BEIJING - China should suspend judicial executions as a goodwill gesture ahead of next summer's Olympics, a human rights group said Tuesday.
The call by Human Rights Watch is the latest attempt to use the Olympics to push Beijing to change its human rights practices or international relations.
China is thought to execute more people each year than the rest of the world combined, including those convicted of non-violent crimes such as fraud.
"As the world focuses on China's poor human rights record in the run-up to the Olympics, the Chinese government could avoid further embarrassment by making a bold step to address its position as the world's leading executioner of its own citizens,'' Brad Adams, Asia director at Human Rights Watch, said in a statement.

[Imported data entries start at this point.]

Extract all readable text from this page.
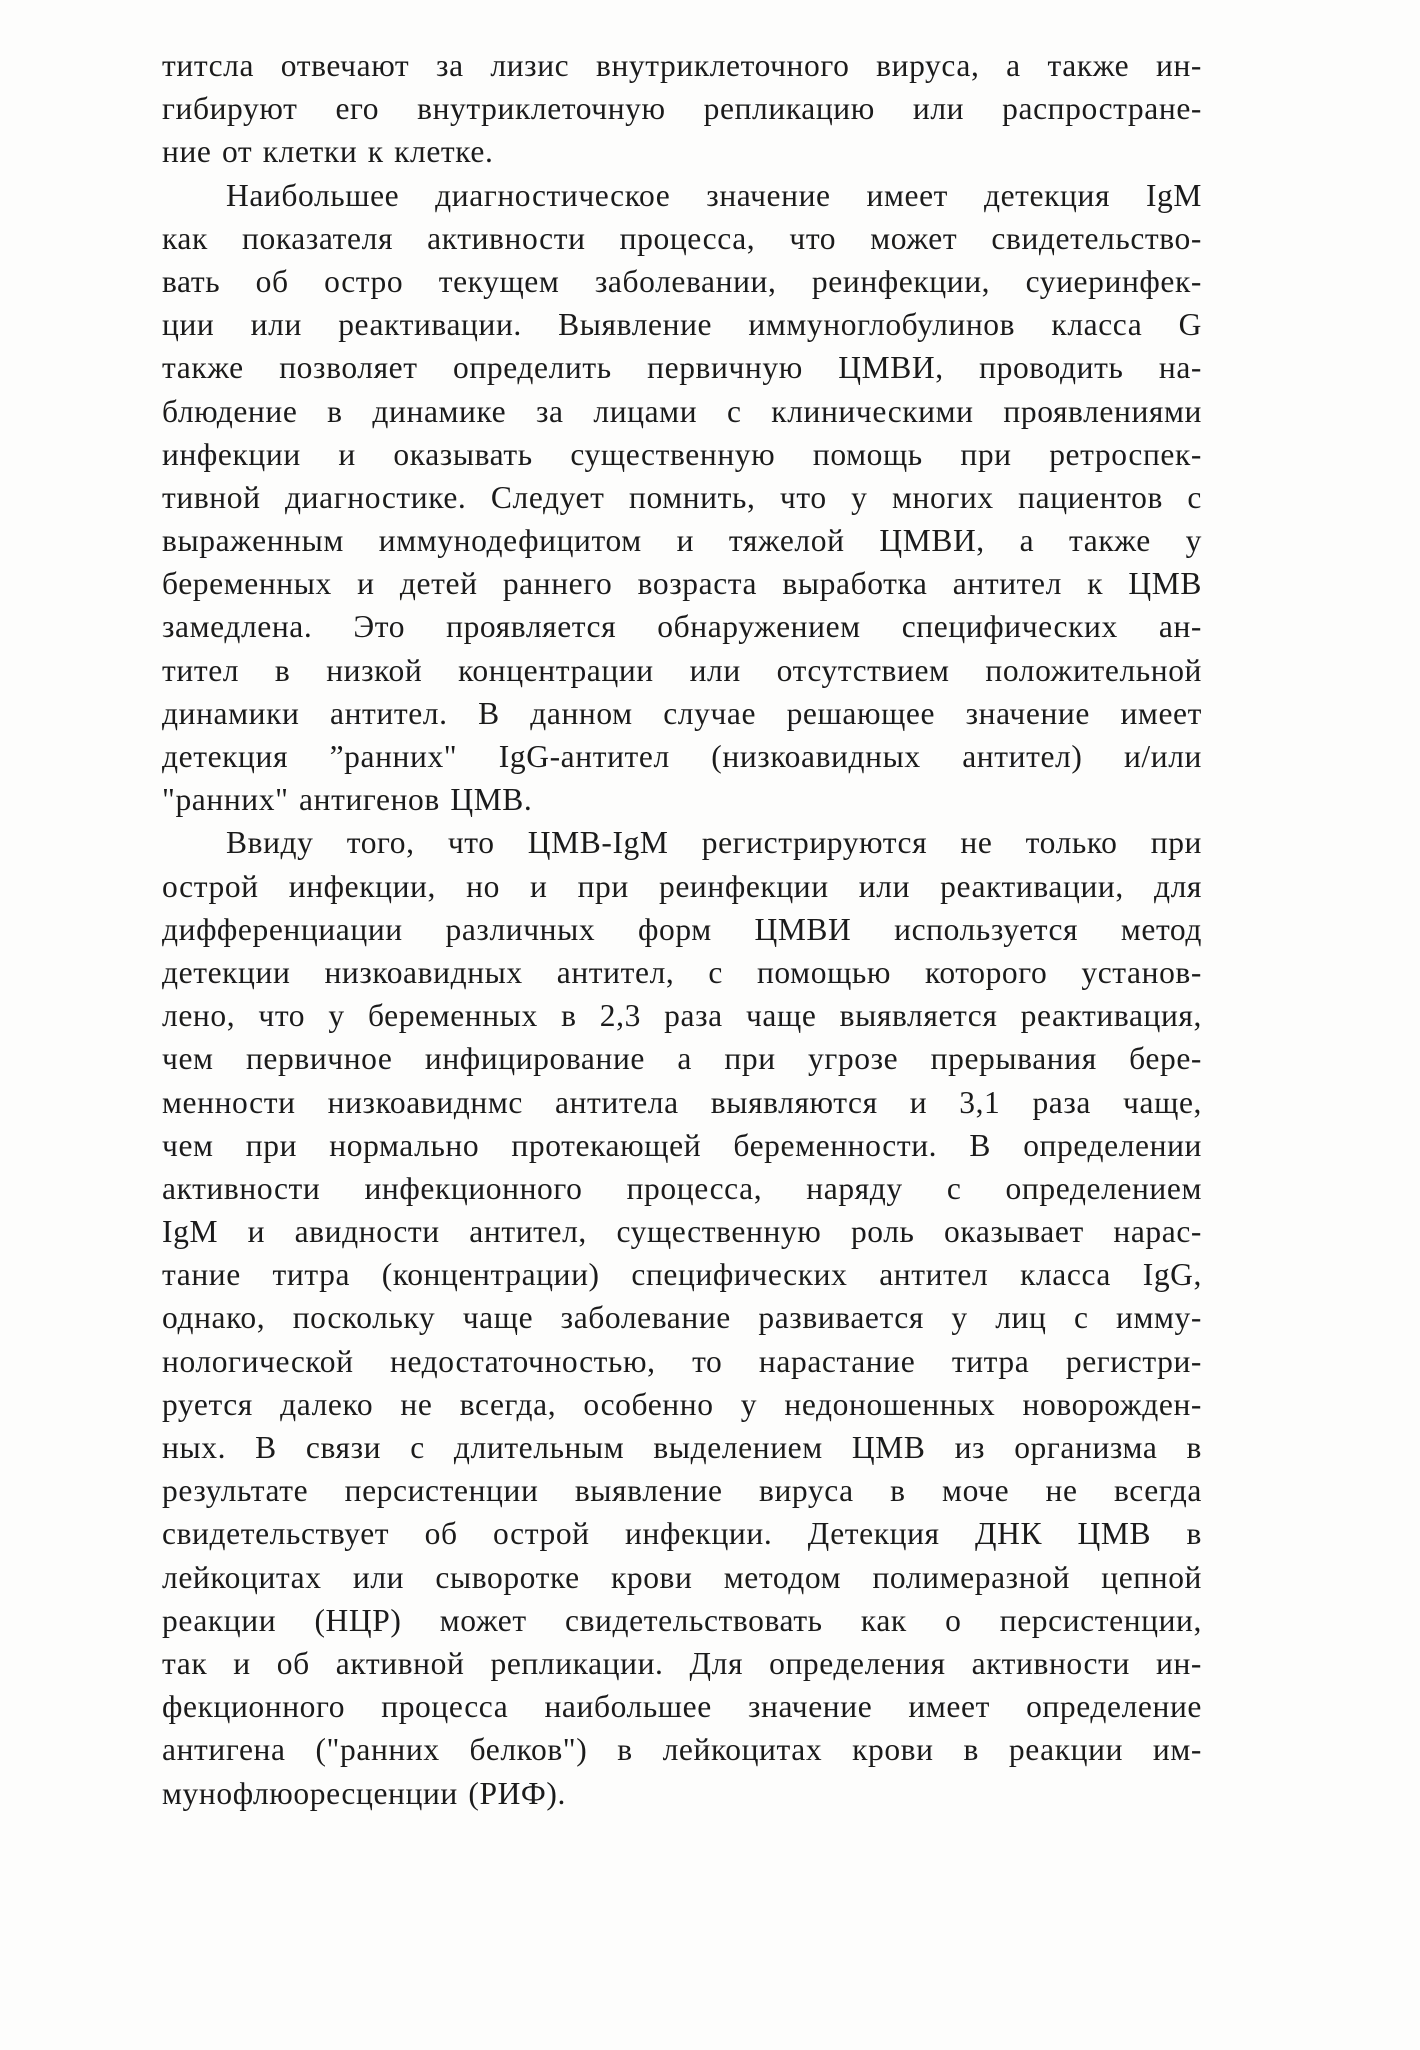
титсла отвечают за лизис внутриклеточного вируса, а также ин-
гибируют его внутриклеточную репликацию или распростране-
ние от клетки к клетке.
Наибольшее диагностическое значение имеет детекция IgM
как показателя активности процесса, что может свидетельство-
вать об остро текущем заболевании, реинфекции, суиеринфек-
ции или реактивации. Выявление иммуноглобулинов класса G
также позволяет определить первичную ЦМВИ, проводить на-
блюдение в динамике за лицами с клиническими проявлениями
инфекции и оказывать существенную помощь при ретроспек-
тивной диагностике. Следует помнить, что у многих пациентов с
выраженным иммунодефицитом и тяжелой ЦМВИ, а также у
беременных и детей раннего возраста выработка антител к ЦМВ
замедлена. Это проявляется обнаружением специфических ан-
тител в низкой концентрации или отсутствием положительной
динамики антител. В данном случае решающее значение имеет
детекция ”ранних" IgG-антител (низкоавидных антител) и/или
"ранних" антигенов ЦМВ.
Ввиду того, что ЦМВ-IgM регистрируются не только при
острой инфекции, но и при реинфекции или реактивации, для
дифференциации различных форм ЦМВИ используется метод
детекции низкоавидных антител, с помощью которого установ-
лено, что у беременных в 2,3 раза чаще выявляется реактивация,
чем первичное инфицирование а при угрозе прерывания бере-
менности низкоавиднмс антитела выявляются и 3,1 раза чаще,
чем при нормально протекающей беременности. В определении
активности инфекционного процесса, наряду с определением
IgM и авидности антител, существенную роль оказывает нарас-
тание титра (концентрации) специфических антител класса IgG,
однако, поскольку чаще заболевание развивается у лиц с имму-
нологической недостаточностью, то нарастание титра регистри-
руется далеко не всегда, особенно у недоношенных новорожден-
ных. В связи с длительным выделением ЦМВ из организма в
результате персистенции выявление вируса в моче не всегда
свидетельствует об острой инфекции. Детекция ДНК ЦМВ в
лейкоцитах или сыворотке крови методом полимеразной цепной
реакции (НЦР) может свидетельствовать как о персистенции,
так и об активной репликации. Для определения активности ин-
фекционного процесса наибольшее значение имеет определение
антигена ("ранних белков") в лейкоцитах крови в реакции им-
мунофлюоресценции (РИФ).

"Because of structural deficiencies in the conduct of trials in China, no one executed in China today receives a fair trial in line with international standards,'' he said.
The appeal comes as China has attempted to reform its capital punishment system following reports last year of executions of wrongly convicted people and criticism that lower courts arbitrarily impose the death sentence.
An amendment to China's capital punishment law, enacted in November, restored to the Supreme People's Court the sole right to approve all death sentences, ending a 23-year-old practice of allowing provincial courts alone to sign off on executions.
China doesn't officially release death sentence figures. Amnesty International says China executed at least 1,770 people in 2005 -- about 80 per cent of the world's total. But the true number is thought to be many times higher.
Human Rights Watch said China should cut the number of crimes eligible for the death penalty, make public the number of people executed or waiting on death row, and improve trial and appeal procedures to ensure they meet international minimum standards of fairness.
The Olympics have been used to try to push China on a range of issues. Many countries have said over the last week that Beijing should use its influence with the ruling junta in Myanmar to help resolve the crisis there.
Beijing is also under fire for a perceived lack of action on pushing the Sudan government to do more to end the crisis in rebellious Darfur province. Energy-hungry China buys two-thirds of Sudan's oil output.